Ageing farmers, tighter immigration laws and jobs nobody wants.

The agricultural industry is facing challenges that technology and robotics can solve.

And now is the time for investors and farmers to get on board with these new technologies to address growing sustainability and food shortage issues, according to Robotics Plus managing director Steven Saunders.

Robotics Plus is a New Zealand-based company producing mechanisation, automation, robotics and sensor technologies for the horticulture and other primary industries in an effort to address a number of challenges for the sectors, including labour shortages, sustainability and pollination gaps.

The start-up recently secured an $11 million ($US8 million) investment from Japanese motoring giant Yamaha and has rolled out its first products, including a robotic apple packer and automated kiwifruit pollination system.

Embracing innovative new technologies will be crucial to the agricultural and farming sectors surviving and proving sustainable in the future, Saunders said.

“These technologies will start to play a role in being able to provide long-term sustainability to farming and food supply to populations,” Saunders told Information Age.

“We have to start investing in these technologies now to develop them in time for when the real crunch comes.

“That gets growers and ecosystems used to the idea of these technologies.

“It’s going to be an important solution moving forward.”

Saunders began the company’s journey about a decade ago with his co-founder, then-PhD student Alistair Scarfe, in an effort to solve a number of problems they had seen in the agriculture sector, including aging farmers, the tightening of immigration laws and the “sheer fact that people didn’t want to do these laborious tasks anymore”.

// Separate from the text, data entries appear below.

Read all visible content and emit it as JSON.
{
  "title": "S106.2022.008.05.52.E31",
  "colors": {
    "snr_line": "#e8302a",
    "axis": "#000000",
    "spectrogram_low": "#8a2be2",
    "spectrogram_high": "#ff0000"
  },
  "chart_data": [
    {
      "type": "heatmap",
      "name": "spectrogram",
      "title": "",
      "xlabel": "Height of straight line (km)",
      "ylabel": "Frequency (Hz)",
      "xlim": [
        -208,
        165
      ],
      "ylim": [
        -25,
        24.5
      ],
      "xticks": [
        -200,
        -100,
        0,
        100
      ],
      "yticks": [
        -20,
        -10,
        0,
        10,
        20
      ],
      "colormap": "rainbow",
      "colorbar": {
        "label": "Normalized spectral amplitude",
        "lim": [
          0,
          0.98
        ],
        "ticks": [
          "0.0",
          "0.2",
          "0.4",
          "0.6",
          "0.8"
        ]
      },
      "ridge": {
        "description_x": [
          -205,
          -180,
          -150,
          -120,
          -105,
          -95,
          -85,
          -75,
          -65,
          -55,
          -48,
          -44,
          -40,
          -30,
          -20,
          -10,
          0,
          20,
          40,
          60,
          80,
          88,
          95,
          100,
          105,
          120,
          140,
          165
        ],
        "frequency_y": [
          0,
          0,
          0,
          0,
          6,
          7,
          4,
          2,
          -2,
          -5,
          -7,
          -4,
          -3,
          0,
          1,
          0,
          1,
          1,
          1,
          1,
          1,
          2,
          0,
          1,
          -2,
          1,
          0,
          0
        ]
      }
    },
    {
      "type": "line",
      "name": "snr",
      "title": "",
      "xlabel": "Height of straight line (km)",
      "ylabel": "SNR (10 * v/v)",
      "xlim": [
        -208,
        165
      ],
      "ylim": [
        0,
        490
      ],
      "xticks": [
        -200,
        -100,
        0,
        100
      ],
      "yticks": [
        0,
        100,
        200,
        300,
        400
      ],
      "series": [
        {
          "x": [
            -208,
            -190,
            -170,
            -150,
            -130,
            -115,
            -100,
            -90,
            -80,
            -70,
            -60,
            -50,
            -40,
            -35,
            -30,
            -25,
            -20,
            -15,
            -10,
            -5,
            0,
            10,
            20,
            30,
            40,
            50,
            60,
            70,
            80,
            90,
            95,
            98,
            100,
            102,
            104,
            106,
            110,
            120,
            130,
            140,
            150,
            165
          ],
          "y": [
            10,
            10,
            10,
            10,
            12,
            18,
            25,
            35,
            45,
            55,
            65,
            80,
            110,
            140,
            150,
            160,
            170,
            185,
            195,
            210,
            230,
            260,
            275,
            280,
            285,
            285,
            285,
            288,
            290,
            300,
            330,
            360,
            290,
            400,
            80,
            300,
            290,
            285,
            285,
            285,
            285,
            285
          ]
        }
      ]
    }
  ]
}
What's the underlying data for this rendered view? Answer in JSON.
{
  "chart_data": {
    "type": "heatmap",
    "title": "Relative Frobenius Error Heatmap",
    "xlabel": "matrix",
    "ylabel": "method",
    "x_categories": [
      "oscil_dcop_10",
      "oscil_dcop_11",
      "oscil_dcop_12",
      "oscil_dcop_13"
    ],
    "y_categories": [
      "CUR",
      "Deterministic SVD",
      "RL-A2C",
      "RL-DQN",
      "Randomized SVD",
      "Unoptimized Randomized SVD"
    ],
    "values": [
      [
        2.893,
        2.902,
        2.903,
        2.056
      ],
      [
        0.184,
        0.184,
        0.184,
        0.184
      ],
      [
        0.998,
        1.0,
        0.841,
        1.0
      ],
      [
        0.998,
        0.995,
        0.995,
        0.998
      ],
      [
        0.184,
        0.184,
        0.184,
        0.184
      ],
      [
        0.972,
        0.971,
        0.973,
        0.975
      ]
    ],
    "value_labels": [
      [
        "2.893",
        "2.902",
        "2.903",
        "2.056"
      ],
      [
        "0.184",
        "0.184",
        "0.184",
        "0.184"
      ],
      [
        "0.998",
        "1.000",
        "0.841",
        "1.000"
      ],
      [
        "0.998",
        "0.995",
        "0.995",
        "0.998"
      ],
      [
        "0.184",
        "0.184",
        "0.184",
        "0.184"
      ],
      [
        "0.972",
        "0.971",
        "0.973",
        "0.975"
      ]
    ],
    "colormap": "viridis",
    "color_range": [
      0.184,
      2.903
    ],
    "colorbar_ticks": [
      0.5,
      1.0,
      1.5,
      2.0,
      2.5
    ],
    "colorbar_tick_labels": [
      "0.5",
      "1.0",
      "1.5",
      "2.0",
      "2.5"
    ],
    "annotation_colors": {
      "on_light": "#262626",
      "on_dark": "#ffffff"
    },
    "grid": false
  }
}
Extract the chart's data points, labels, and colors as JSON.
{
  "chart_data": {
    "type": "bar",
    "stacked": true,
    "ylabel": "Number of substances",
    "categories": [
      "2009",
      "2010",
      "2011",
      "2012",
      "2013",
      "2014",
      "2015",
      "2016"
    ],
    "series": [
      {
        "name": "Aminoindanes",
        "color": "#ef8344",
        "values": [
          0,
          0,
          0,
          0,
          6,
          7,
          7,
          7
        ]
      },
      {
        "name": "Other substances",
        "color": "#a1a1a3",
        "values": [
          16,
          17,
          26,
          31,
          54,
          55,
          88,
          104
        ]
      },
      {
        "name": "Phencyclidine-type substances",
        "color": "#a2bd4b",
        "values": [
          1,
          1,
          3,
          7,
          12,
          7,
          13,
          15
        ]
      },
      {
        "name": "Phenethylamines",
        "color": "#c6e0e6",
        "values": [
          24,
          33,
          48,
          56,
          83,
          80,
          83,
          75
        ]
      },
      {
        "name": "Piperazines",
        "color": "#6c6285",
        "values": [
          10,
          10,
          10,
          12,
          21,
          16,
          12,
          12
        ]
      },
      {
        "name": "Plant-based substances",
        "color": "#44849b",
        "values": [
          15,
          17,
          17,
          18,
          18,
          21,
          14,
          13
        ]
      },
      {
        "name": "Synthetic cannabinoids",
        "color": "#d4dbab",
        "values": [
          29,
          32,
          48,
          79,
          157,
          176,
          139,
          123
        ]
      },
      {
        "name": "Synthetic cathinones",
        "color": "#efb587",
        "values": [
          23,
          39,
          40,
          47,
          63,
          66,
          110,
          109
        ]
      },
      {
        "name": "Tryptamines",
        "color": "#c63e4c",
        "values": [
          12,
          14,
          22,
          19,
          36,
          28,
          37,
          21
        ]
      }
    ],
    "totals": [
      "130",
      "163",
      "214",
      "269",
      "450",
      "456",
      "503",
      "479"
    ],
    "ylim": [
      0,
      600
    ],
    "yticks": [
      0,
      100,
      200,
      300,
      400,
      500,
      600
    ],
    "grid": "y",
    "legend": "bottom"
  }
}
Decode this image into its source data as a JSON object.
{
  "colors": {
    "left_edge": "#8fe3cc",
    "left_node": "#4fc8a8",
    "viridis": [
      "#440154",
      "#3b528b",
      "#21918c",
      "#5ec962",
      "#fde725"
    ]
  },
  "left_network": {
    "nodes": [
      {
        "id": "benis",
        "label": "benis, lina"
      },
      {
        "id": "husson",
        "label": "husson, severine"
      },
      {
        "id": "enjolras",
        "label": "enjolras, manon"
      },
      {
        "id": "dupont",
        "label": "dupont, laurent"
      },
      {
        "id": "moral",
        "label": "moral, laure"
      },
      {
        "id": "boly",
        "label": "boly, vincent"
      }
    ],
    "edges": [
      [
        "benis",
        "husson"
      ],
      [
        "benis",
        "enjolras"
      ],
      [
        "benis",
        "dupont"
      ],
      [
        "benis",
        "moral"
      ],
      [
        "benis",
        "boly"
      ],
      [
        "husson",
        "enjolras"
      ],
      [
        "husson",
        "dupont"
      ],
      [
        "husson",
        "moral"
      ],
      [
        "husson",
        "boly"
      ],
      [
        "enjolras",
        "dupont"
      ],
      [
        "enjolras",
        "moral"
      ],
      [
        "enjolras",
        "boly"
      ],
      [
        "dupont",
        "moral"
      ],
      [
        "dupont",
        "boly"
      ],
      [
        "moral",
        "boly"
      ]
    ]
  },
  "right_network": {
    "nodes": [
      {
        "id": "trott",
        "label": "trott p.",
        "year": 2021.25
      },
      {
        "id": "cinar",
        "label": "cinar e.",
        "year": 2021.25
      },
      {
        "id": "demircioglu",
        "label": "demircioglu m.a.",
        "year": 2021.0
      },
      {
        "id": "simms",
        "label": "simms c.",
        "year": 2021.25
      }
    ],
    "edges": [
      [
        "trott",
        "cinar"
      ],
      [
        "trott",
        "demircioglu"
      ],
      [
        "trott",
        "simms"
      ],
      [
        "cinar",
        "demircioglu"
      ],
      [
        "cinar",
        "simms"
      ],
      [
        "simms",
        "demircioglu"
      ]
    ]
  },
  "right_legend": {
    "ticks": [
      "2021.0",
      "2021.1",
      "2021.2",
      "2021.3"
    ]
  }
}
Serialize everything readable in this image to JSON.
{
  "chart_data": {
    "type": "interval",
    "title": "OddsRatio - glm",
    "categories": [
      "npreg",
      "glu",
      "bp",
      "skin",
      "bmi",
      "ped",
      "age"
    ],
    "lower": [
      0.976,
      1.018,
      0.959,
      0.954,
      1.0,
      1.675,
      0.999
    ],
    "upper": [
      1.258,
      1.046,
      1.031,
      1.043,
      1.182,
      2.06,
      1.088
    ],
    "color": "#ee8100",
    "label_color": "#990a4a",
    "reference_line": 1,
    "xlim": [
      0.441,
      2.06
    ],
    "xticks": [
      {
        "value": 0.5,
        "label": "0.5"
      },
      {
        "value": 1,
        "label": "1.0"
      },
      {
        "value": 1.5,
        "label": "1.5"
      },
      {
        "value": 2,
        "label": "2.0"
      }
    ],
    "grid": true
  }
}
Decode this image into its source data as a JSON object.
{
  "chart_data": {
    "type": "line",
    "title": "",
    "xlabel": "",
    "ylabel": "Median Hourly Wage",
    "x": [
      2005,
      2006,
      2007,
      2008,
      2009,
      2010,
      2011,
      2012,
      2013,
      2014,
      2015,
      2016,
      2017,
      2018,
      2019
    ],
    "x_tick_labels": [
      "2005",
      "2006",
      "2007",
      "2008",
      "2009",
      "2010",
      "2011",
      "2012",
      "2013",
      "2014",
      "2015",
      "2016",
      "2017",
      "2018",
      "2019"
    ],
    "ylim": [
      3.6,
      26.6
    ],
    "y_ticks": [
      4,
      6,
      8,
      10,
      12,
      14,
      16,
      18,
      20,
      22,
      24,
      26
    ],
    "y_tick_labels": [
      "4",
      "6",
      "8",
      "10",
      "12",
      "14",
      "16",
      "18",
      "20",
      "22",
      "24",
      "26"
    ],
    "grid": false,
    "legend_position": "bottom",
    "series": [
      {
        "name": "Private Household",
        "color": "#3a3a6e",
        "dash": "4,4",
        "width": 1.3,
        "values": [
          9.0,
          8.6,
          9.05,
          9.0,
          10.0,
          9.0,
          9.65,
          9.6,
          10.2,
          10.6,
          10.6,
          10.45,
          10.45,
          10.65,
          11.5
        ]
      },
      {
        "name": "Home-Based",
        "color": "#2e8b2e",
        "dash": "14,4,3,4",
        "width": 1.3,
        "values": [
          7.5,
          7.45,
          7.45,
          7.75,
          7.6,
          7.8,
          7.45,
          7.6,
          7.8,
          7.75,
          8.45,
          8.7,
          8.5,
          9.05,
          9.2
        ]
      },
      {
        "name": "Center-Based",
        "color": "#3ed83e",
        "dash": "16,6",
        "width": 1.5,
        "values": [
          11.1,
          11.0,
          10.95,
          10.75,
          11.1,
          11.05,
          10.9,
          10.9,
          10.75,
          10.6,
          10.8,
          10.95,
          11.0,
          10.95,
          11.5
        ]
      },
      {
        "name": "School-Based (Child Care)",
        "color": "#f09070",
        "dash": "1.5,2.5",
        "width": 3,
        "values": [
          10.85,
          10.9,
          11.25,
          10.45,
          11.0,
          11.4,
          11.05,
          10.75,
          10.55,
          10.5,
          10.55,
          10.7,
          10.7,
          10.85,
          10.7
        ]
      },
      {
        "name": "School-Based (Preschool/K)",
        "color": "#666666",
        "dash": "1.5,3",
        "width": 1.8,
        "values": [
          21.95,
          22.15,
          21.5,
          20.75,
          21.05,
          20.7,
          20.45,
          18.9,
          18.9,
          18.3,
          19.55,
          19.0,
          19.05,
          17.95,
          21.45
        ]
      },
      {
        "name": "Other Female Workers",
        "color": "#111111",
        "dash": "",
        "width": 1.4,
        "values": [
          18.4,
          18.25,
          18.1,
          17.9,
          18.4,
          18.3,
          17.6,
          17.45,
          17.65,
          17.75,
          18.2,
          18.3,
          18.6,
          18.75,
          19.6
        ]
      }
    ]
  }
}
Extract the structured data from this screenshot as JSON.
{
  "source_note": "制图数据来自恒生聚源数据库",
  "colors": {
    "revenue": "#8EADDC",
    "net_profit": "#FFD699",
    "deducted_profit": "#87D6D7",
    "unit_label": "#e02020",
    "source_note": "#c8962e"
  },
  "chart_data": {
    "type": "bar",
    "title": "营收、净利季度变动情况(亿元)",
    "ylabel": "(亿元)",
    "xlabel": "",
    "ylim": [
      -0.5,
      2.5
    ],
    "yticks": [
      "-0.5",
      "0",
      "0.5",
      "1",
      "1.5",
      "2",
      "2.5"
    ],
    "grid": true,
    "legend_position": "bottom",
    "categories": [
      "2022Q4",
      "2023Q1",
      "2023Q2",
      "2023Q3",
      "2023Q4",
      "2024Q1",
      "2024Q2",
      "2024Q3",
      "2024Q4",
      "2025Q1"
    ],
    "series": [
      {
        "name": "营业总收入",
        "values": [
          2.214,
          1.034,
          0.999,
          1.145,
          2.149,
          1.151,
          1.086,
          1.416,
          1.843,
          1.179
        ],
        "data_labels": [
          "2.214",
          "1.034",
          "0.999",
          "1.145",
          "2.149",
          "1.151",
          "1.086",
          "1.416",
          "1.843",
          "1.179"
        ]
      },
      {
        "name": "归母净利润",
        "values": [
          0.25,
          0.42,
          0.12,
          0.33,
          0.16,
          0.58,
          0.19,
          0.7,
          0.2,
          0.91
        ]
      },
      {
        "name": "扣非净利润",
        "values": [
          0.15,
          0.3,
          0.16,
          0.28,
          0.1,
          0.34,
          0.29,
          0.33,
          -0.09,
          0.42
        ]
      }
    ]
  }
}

But applying robotics and automation to farming is an “incredibly complex task”, Saunders said.

“It’s not like using robotics in a factory, it’s going into an unknown environment with weather, terrain and a whole lot of challenges,” he said.

“We needed to create technologies that can see through to identify those types of structures and constraints.”

ACS’ Australia’s IoT Opportunity report last year found potential annual run rate benefits of between $14-22 billion in applying new technologies to the agriculture sector.

“Adopting IoT technology would help primary producers increase yields and reduce costs, which in turn would lift probability and improve the competitiveness of Australian product in international markets,” the report found.

It found big opportunities in these new smart farms, especially in Australia, where distance and access to labour are key problems.

Robotics Plus has now rolled out a robotic apple packing technology, which automates the process of packing apples into trays.

The robot can handle up to 120 apples per minute.

For the forestry sector, the company has produced a robotics option that can quicken up the measuring process by up to four times.

The early focus for the company is on these specialist crops, including apples, kiwifruit, mangoes and avocados.

“These are crops that require high levels of labour, and those industries have had a lot of access to labour over the years but that’s now changing and it’s becoming really high pressure,” Saunders said.

Robotics Plus secured the $US8 million investment from Yamaha late last year, following on from $US2 million in funding from the same company earlier in 2018. The funding round was the result of about 18 months of discussions, Saunders said, and the deal is about much more than just money.

“It wasn’t just an investment but also a partnership agreement, and what we saw there was an opportunity to work with a multinational who could help us develop the components for automation, and for us to help them in the development of these components,” he said.

“We’ve got a great young team of roboticists and engineers, but not necessarily with the experience of designing it for long-term manufacturing. Yamaha really presented a great opportunity from an investment and partnership opportunity.”

The deal with such a prominent global company has also helped Robotics Plus bring farmers onboard with these new technologies, in a traditionally technology-conservative sector, Saunders said.

“Companies like Yamaha investing in and supporting you gives you a lot of power behind you as a company when facing clients,” he said.

“There is a lot of horsepower behind us to develop the technologies, and that gives a lot of confidence in building those relationships and starting to solve the problems.”

The funding boost has also helped to expand the company’s team from 12 people to 42, with this number set to increase to 50 by the end of the year.

Saunders was in Australia for the Evoke AG conference, Australia’s biggest agri-food tech event taking place in Melbourne. He said this event provided an opportunity to investigate the potential of rolling out new technologies in Australia.

“This conference has been a really good initiative to bring New Zealand and Australia together,” he said. “If we develop smarter technologies and better growing systems, there are better opportunities for both countries. This could give Australasia more opportunities to play in a global market.”

“Agriculture is very complex and I don’t think any one company is going to solve the problem, so partnerships and relationships are key. It’s also about having to take a whole of systems approach to solving these problems.”